Der Beschluss des SBG würde eine Zuspitzung dieser negativen Entwicklung darstellen. Eine Umkehr ist im Interesse einer lebenswerten Stadt, die weiterhin für Berlinerinnen und Berliner als Heimat attraktiv bleiben soll, überfällig.
II. Zum Gesetzt zur Beschleunigung von Planungs- und Genehmigungsverfahren für Bauvorhaben (Schneller-Bauen-Gesetz – SBG)
Aus den Erfahrungen der Bürgerinitiativen in unserem Bündnis erachten wir insbesondere die im Folgenden erörterten Veränderungen für kritikwürdig.
II.1. Änderung des Allgemeinen Zuständigkeitsgesetz
- Die Neuformulierung im § 13 a (1)Die Neuformulierung im § 13 a (1), dass auch eine nur „mittelbare“ Beeinträchtigung dringender Gesamtinteressen Berlins zum Eingriff der Senatsverwaltung in Bezirksverantwortung berechtige, würde der bereits jetzt mitunter willkürlichen Handhabung des Eingriffsrechts einen noch größeren, diffusen Handlungsraum eröffnen.
- Die Gesetzesbegründung lässt sowohl für die bezirkliche Verwaltungsebene als auch für Bürger unbeantwortet, wann eine solche mittelbare Beeinträchtigung gesamtstädtischer Interessen bereits vorliegen soll. Sicher ist aber, dass damit das Prinzip der Zweistufigkeit der Berliner Verwaltung weiter ausgehöhlt und die lokale Sachkompetenz der bezirklichen Verwaltungen und der Anwohnerschaft (Bürgerbeteiligung) weiter ausgeblendet würde.

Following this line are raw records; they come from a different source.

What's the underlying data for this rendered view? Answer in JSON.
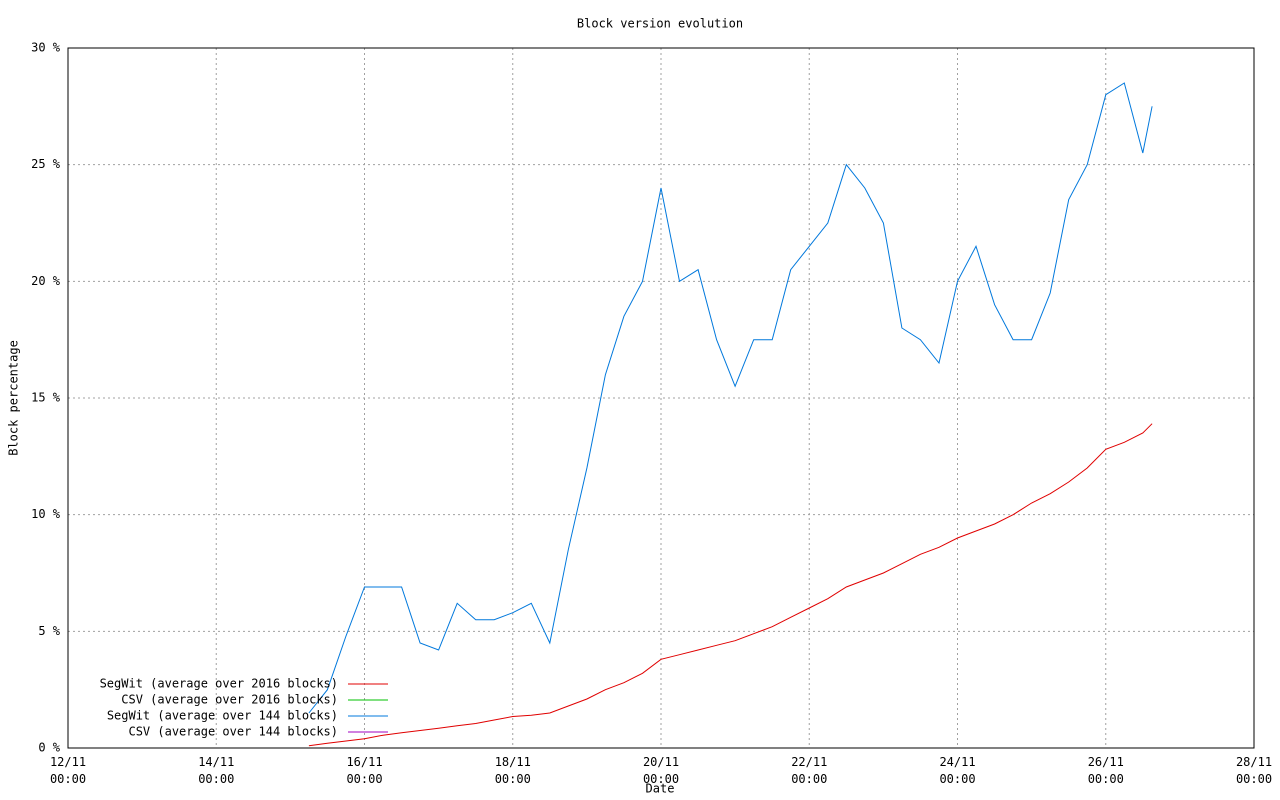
{
  "chart_data": {
    "type": "line",
    "title": "Block version evolution",
    "x_label": "Date",
    "y_label": "Block percentage",
    "xlim": [
      "12/11 00:00",
      "28/11 00:00"
    ],
    "xticks": [
      "12/11 00:00",
      "14/11 00:00",
      "16/11 00:00",
      "18/11 00:00",
      "20/11 00:00",
      "22/11 00:00",
      "24/11 00:00",
      "26/11 00:00",
      "28/11 00:00"
    ],
    "ylim": [
      0,
      30
    ],
    "yticks": [
      {
        "value": 0,
        "label": "0 %"
      },
      {
        "value": 5,
        "label": "5 %"
      },
      {
        "value": 10,
        "label": "10 %"
      },
      {
        "value": 15,
        "label": "15 %"
      },
      {
        "value": 20,
        "label": "20 %"
      },
      {
        "value": 25,
        "label": "25 %"
      },
      {
        "value": 30,
        "label": "30 %"
      }
    ],
    "grid": true,
    "legend": "bottom-left",
    "x": [
      "15/11 06:00",
      "15/11 12:00",
      "15/11 18:00",
      "16/11 00:00",
      "16/11 06:00",
      "16/11 12:00",
      "16/11 18:00",
      "17/11 00:00",
      "17/11 06:00",
      "17/11 12:00",
      "17/11 18:00",
      "18/11 00:00",
      "18/11 06:00",
      "18/11 12:00",
      "18/11 18:00",
      "19/11 00:00",
      "19/11 06:00",
      "19/11 12:00",
      "19/11 18:00",
      "20/11 00:00",
      "20/11 06:00",
      "20/11 12:00",
      "20/11 18:00",
      "21/11 00:00",
      "21/11 06:00",
      "21/11 12:00",
      "21/11 18:00",
      "22/11 00:00",
      "22/11 06:00",
      "22/11 12:00",
      "22/11 18:00",
      "23/11 00:00",
      "23/11 06:00",
      "23/11 12:00",
      "23/11 18:00",
      "24/11 00:00",
      "24/11 06:00",
      "24/11 12:00",
      "24/11 18:00",
      "25/11 00:00",
      "25/11 06:00",
      "25/11 12:00",
      "25/11 18:00",
      "26/11 00:00",
      "26/11 06:00",
      "26/11 12:00",
      "26/11 15:00"
    ],
    "series": [
      {
        "name": "SegWit (average over 2016 blocks)",
        "color": "#e00000",
        "values": [
          0.1,
          0.2,
          0.3,
          0.4,
          0.55,
          0.65,
          0.75,
          0.85,
          0.95,
          1.05,
          1.2,
          1.35,
          1.4,
          1.5,
          1.8,
          2.1,
          2.5,
          2.8,
          3.2,
          3.8,
          4.0,
          4.2,
          4.4,
          4.6,
          4.9,
          5.2,
          5.6,
          6.0,
          6.4,
          6.9,
          7.2,
          7.5,
          7.9,
          8.3,
          8.6,
          9.0,
          9.3,
          9.6,
          10.0,
          10.5,
          10.9,
          11.4,
          12.0,
          12.8,
          13.1,
          13.5,
          13.9
        ]
      },
      {
        "name": "CSV (average over 2016 blocks)",
        "color": "#00c000",
        "values": [
          null,
          null,
          null,
          null,
          null,
          null,
          null,
          null,
          null,
          null,
          null,
          null,
          null,
          null,
          null,
          null,
          null,
          null,
          null,
          null,
          null,
          null,
          null,
          null,
          null,
          null,
          null,
          null,
          null,
          null,
          null,
          null,
          null,
          null,
          null,
          null,
          null,
          null,
          null,
          null,
          null,
          null,
          null,
          null,
          null,
          null,
          null
        ]
      },
      {
        "name": "SegWit (average over 144 blocks)",
        "color": "#0078dc",
        "values": [
          1.5,
          2.5,
          4.8,
          6.9,
          6.9,
          6.9,
          4.5,
          4.2,
          6.2,
          5.5,
          5.5,
          5.8,
          6.2,
          4.5,
          8.5,
          12,
          16,
          18.5,
          20,
          24,
          20,
          20.5,
          17.5,
          15.5,
          17.5,
          17.5,
          20.5,
          21.5,
          22.5,
          25,
          24,
          22.5,
          18,
          17.5,
          16.5,
          20,
          21.5,
          19,
          17.5,
          17.5,
          19.5,
          23.5,
          25,
          28,
          28.5,
          25.5,
          27.5
        ]
      },
      {
        "name": "CSV (average over 144 blocks)",
        "color": "#a000c0",
        "values": [
          null,
          null,
          null,
          null,
          null,
          null,
          null,
          null,
          null,
          null,
          null,
          null,
          null,
          null,
          null,
          null,
          null,
          null,
          null,
          null,
          null,
          null,
          null,
          null,
          null,
          null,
          null,
          null,
          null,
          null,
          null,
          null,
          null,
          null,
          null,
          null,
          null,
          null,
          null,
          null,
          null,
          null,
          null,
          null,
          null,
          null,
          null
        ]
      }
    ]
  }
}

- Mit der Einfügung der Nr. 5-7 in § 13a Abs. 1 S. 3 würde das Vorliegen dringender Gesamtinteressen, im Unterschied zum § 7 AG BauGB, zu einem allgemeinen Eingriffsrecht aufgeweitet, das nicht nur Planungsvorhaben von gesamtstädtischer Relevanz betrifft, sondern unter gewissen Voraussetzungen auch viele einzelne Bauvorhaben. Dabei wird das dringende Gesamtinteresse bereits bei Wohnungsbauvorhaben, die wegen ihrer Größe (ab 50 Wohneinheiten) von besonderer Bedeutung für den Berliner Wohnungsmarkt seien, gesehen. Diese neue Bestimmung kommt einen allgemeinen Eingriffsrecht der Hauptverwaltungen bei allen Bauvorhaben des Geschosswohnungsbaus gleich. Seine Verfassungskonformität ist mehr als zweifelhaft. Dieser Richtwert für den Eingriff ist im AG BauGB mit 200 Wohnungen angegeben und lag vor wenigen Jahren noch bei 500 Wohnungen.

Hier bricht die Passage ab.